Web automation hits different constraints.
You can't A/B test your way through bot detection systems that ban your IP after three attempts. You can't iterate authentication flows on sites that lock accounts after failed logins. The web actively fights back.
The learning mode shifts toward codifying what works reliably. When a team discovers a pattern handling login flows across 1,000 e-commerce sites, the value isn't "try more variations"—it's "understand why this pattern is stable, document the exceptions, build monitoring to detect when sites change structure." The iteration happens in controlled environments before production, not through live experimentation against adversarial sites.
Codified learning works when you control testing environments and can document patterns before production. Treating the live web as an experimentation playground? That's how you get your infrastructure banned.
Infrastructure-Dependent Learning
The Department of Defense's GAMECHANGER AI project reveals what happens when organizational structure prevents learning entirely.
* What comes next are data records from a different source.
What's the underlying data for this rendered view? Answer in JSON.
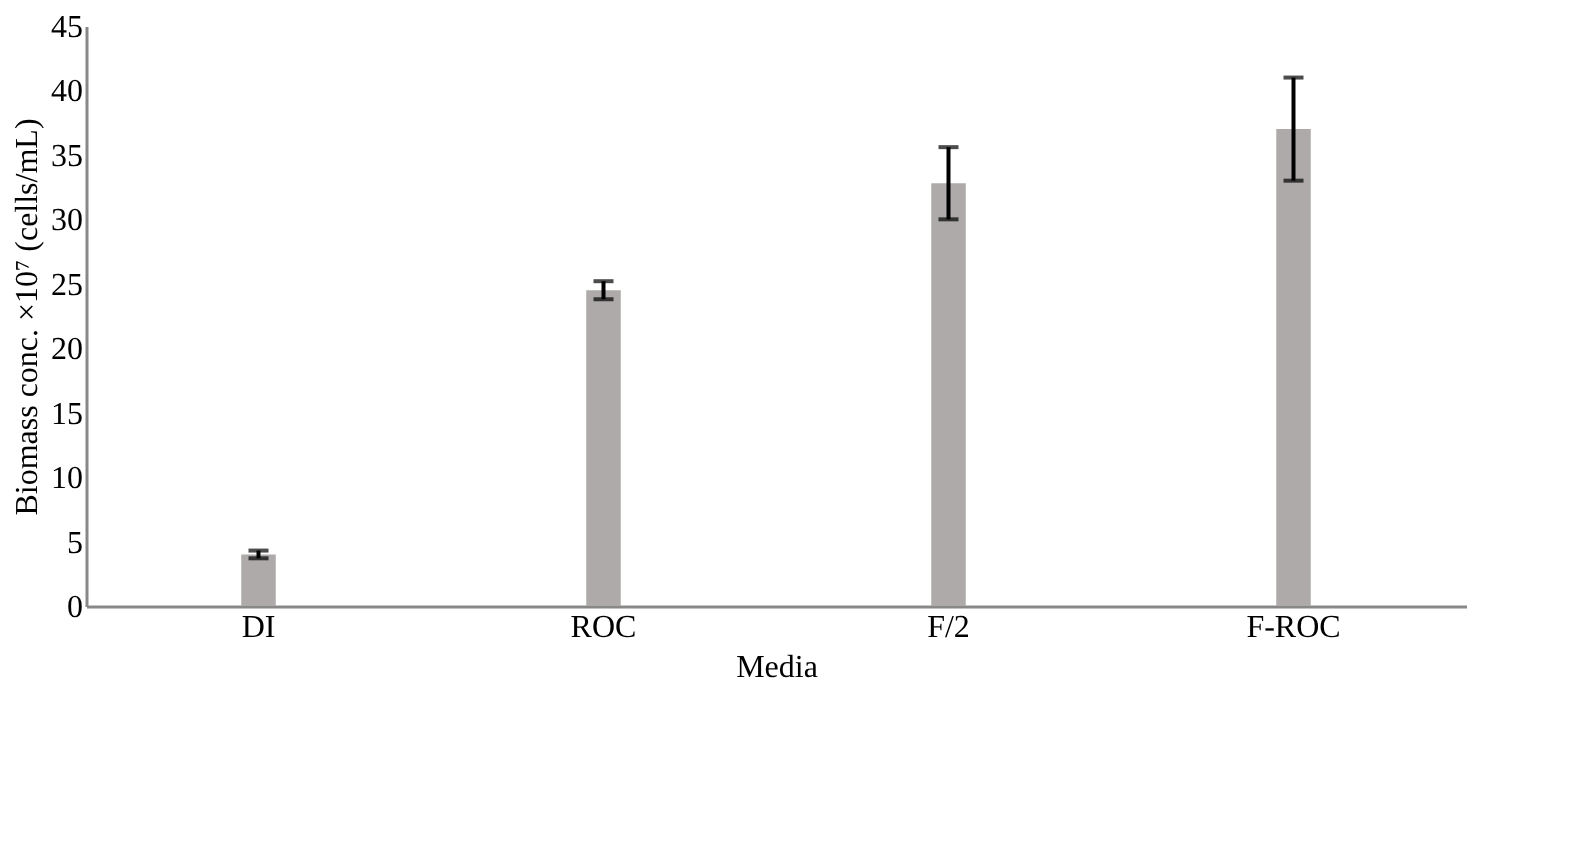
{
  "chart_data": {
    "type": "bar",
    "xlabel": "Media",
    "ylabel": "Biomass conc. ×10⁷ (cells/mL)",
    "categories": [
      "DI",
      "ROC",
      "F/2",
      "F-ROC"
    ],
    "values": [
      4.0,
      24.5,
      32.8,
      37.0
    ],
    "errors": [
      0.3,
      0.7,
      2.8,
      4.0
    ],
    "color": "#aeaaaa",
    "ylim": [
      0,
      45
    ],
    "yticks": [
      0,
      5,
      10,
      15,
      20,
      25,
      30,
      35,
      40,
      45
    ],
    "grid": false
  }
}
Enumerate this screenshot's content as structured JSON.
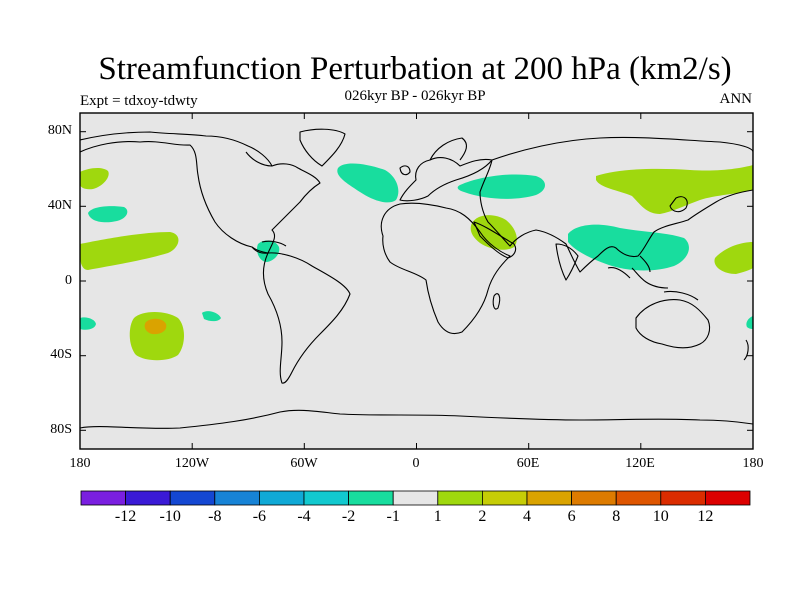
{
  "header": {
    "title": "Streamfunction Perturbation at 200 hPa (km2/s)",
    "subtitle": "026kyr BP - 026kyr BP",
    "left_label": "Expt = tdxoy-tdwty",
    "right_label": "ANN"
  },
  "map": {
    "projection": "cylindrical equidistant",
    "lon_range": [
      -180,
      180
    ],
    "lat_range": [
      -90,
      90
    ],
    "background_color": "#e6e6e6",
    "x_ticks": [
      "180",
      "120W",
      "60W",
      "0",
      "60E",
      "120E",
      "180"
    ],
    "y_ticks": [
      "80N",
      "40N",
      "0",
      "40S",
      "80S"
    ]
  },
  "colorbar": {
    "colors": [
      "#7a1fe0",
      "#3a1ad6",
      "#1447d2",
      "#1783d6",
      "#10a9d6",
      "#12c9cf",
      "#18dd9e",
      "#e6e6e6",
      "#9fd80e",
      "#c6cd06",
      "#daa300",
      "#dd7b00",
      "#de5500",
      "#db2c00",
      "#dc0000"
    ],
    "labels": [
      "-12",
      "-10",
      "-8",
      "-6",
      "-4",
      "-2",
      "-1",
      "1",
      "2",
      "4",
      "6",
      "8",
      "10",
      "12"
    ]
  },
  "regions": [
    {
      "name": "north-pacific-east",
      "level": "2",
      "color": "#9fd80e",
      "lon": -170,
      "lat": 56
    },
    {
      "name": "north-pacific-mid",
      "level": "-2",
      "color": "#18dd9e",
      "lon": -163,
      "lat": 35
    },
    {
      "name": "subtropical-pacific",
      "level": "2",
      "color": "#9fd80e",
      "lon": -143,
      "lat": 14
    },
    {
      "name": "caribbean",
      "level": "-2",
      "color": "#18dd9e",
      "lon": -87,
      "lat": 15
    },
    {
      "name": "south-pacific-west",
      "level": "-2",
      "color": "#18dd9e",
      "lon": -176,
      "lat": -23
    },
    {
      "name": "south-pacific",
      "level": "2",
      "color": "#9fd80e",
      "lon": -145,
      "lat": -30
    },
    {
      "name": "south-pacific-core",
      "level": "4",
      "color": "#daa300",
      "lon": -146,
      "lat": -24
    },
    {
      "name": "south-pacific-small",
      "level": "-2",
      "color": "#18dd9e",
      "lon": -120,
      "lat": -18
    },
    {
      "name": "north-atlantic",
      "level": "-2",
      "color": "#18dd9e",
      "lon": -19,
      "lat": 54
    },
    {
      "name": "central-asia",
      "level": "-2",
      "color": "#18dd9e",
      "lon": 52,
      "lat": 52
    },
    {
      "name": "middle-east",
      "level": "2",
      "color": "#9fd80e",
      "lon": 43,
      "lat": 28
    },
    {
      "name": "south-asia",
      "level": "-2",
      "color": "#18dd9e",
      "lon": 113,
      "lat": 22
    },
    {
      "name": "east-asia",
      "level": "2",
      "color": "#9fd80e",
      "lon": 140,
      "lat": 53
    },
    {
      "name": "west-pacific-tropics",
      "level": "2",
      "color": "#9fd80e",
      "lon": 175,
      "lat": 12
    },
    {
      "name": "south-pacific-east",
      "level": "-2",
      "color": "#18dd9e",
      "lon": 178,
      "lat": -23
    }
  ]
}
Initial team members left the DOD, frustrated by structural barriers: inability to download software, unreasonable network limitations, irrelevance of software development to career advancement.
No amount of technical capability mattered when the organization couldn't create feedback loops.
We see this learning blockage when enterprises deploy web agents without observability infrastructure. Teams run pricing agents across competitor sites but can't see which sites succeeded, which failed, or why. They can't track error patterns. They can't identify when sites changed structure. They can't codify "this authentication flow works for these 50 sites but needs adjustment for these 10."
Without infrastructure, every deployment is a fresh start. Teams can't accumulate knowledge about the web's adversarial patterns—which sites use Cloudflare versus Akamai bot detection, which require residential versus datacenter IPs, which have regional variations in structure.
Infrastructure-dependent learning requires observability, audit trails, and gradual rollout capabilities. When reliability matters and the environment fights back, you need systems that let teams actually learn from what happens.
Matching Mode to Reality
The 10% of companies seeing financial benefits from AI aren't smarter about technology. They've matched their learning mode to their operational reality:
- Boundary discovery when you're mapping unknown territory and have observability to learn from production runs
- Codified learning when you control testing environments and can document patterns before production
- Infrastructure-dependent learning when reliability matters and the environment fights back
Your team's ability to learn depends less on technical sophistication than on whether you've built the infrastructure that makes learning possible. Most teams struggle not because they lack capability, but because they're trying to learn in modes their operational reality doesn't support.
Things to follow up on...
-
The Centaur-Cyborg spectrum: Harvard researchers identified two distinct patterns among successful BCG consultants—"Centaurs" who divided tasks between AI and humans, and "Cyborgs" who fully integrated AI into their workflow with continuous interaction.
-
Augmented Learners outperform: Organizations that combine organizational learning with AI-specific learning are 1.6 times more likely to manage uncertainties and 60-80% more effective at managing external environment uncertainties compared to limited learners.
-
The three learning methods: Companies enabling all three learning methods—machines learning autonomously, humans teaching machines, and machines teaching humans—are five times more likely to realize significant financial benefits than organizations using a single method.
-
GitHub Copilot's subtle shift: A longitudinal study found that generative AI subtly shifts task allocation away from collaborative project management toward more individualized coding tasks, potentially eroding coordination practices at scale.